I've implemented the algorithm using parallel_for. But mostly I use synchronized sections, so I have no profit. Maybe there is a better option?
tbb::parallel_for (tbb::blocked_range<int>(1, m * n), apply_transform(d, j, this, m, n));
void apply_transformation(int * d, int i, int j, int n){
int elem1 = (*v1)[i];
int elem2 = (*v2)[j];
if(elem1 == elem2){
dLock.acquire(dMutex);
d[i*n + j] = d[(i-1)*n + j-1]; // no operation required
dLock.release();
} else {
dLock.acquire(dMutex);
d[i*n + j] = std::min(std::min(d[(i-1)*n + j] + 1, //deletion
d[i*n + j-1] + 1), //insertion
d[(i-1)*n + j-1] + 1); //substitution
dLock.release();
}
}
class apply_transform{
int * array;
int m_j;
Levenstein * m_l;
int m, n;
public:
apply_transform (int* a, int j, Levenstein * l, int width, int height):
array(a), m_j(j), m_l(l), m(width), n(height) {}
void operator()(const tbb::blocked_range<int>& r ) const {
for (int i=r.begin(); i!=r.end(); i++ ){
m_l->apply_transformation(array, i, m_j, n);
}
}
};
The Levenstein distance calculation is essentially a wavefront pattern, where computation of d(i,j)

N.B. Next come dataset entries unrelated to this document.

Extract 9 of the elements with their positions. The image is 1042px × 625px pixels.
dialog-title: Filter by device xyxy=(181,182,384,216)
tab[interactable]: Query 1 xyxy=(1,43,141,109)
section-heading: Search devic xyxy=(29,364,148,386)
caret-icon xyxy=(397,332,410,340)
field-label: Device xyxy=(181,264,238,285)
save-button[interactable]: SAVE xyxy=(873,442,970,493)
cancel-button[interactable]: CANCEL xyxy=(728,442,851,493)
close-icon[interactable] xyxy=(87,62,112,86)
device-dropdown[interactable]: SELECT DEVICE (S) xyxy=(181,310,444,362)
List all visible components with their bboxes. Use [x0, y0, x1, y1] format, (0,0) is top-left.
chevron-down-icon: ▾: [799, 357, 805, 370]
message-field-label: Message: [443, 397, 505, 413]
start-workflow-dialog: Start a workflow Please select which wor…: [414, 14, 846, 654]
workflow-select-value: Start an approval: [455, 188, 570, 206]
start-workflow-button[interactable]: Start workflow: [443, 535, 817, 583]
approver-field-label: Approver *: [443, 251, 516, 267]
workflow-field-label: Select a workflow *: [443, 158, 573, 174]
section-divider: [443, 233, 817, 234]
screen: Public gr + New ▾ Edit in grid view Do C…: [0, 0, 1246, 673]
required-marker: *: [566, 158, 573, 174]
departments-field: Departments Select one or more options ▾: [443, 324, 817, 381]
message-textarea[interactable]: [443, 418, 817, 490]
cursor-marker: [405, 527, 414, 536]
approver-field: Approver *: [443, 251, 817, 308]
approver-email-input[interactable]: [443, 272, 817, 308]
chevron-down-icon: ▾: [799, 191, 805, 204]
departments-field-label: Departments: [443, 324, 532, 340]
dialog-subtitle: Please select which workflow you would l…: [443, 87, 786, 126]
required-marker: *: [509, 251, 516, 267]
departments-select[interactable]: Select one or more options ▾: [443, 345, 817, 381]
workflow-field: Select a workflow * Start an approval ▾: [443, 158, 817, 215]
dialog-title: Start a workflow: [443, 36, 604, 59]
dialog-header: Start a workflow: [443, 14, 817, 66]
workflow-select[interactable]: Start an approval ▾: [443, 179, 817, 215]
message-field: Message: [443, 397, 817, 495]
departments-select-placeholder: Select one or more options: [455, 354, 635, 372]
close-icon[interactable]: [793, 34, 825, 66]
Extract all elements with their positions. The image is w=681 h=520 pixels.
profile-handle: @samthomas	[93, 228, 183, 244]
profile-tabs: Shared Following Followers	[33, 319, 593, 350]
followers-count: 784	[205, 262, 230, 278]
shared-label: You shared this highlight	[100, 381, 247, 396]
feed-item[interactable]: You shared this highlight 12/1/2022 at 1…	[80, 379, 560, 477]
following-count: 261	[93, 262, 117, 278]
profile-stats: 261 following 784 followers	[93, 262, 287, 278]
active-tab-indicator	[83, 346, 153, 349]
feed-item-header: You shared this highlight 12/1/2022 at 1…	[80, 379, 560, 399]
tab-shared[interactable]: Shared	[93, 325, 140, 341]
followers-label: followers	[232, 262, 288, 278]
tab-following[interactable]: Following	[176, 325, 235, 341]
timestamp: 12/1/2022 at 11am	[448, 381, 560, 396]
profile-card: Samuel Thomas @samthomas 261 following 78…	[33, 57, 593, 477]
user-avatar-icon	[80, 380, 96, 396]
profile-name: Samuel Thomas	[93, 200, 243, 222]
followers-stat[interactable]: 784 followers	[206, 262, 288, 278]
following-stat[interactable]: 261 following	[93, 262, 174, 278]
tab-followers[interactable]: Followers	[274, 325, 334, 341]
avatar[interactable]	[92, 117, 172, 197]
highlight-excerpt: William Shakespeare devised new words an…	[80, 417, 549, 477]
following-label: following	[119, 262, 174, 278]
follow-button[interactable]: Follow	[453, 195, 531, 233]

requires knowledge of d(i-1,j-1)
, d(i-1,j)
, and d(i,j-1)
. These dependencies naturally form a DAG of tasks; a task to compute d(i,j)
can only be executed when all its predecessors (and, in turn, their predecessors, etc) are completed. Tasks that have all their dependencies resolved and don't depend on each other (e.g. d(1,2)
and d(2,1)
) can be processed in parallel. Except for following the dependencies, no other synchronization is needed.
There are a few ways to express the wavefront pattern in TBB: with low-level tasks (complex and not recommended), with parallel_do
plus atomic counters (as explained in TBB Design Patterns documentation; the example used there is very close to what you do) and with the flow graph (as explained in the TBB blog). I recommend you to study these docs and make your own experiments.
Also note that the amount of work for computing a single d(i,j)
is way too small to justify overhead of parallel execution. To achieve some speedup, aggregate a rectangular block of computations into a single task, processing block elements serially within the task. The blocks will have the same dependency pattern. But the bigger blocks you make the less parallelism is available, so you may want to experiment with block sizes to get best performance.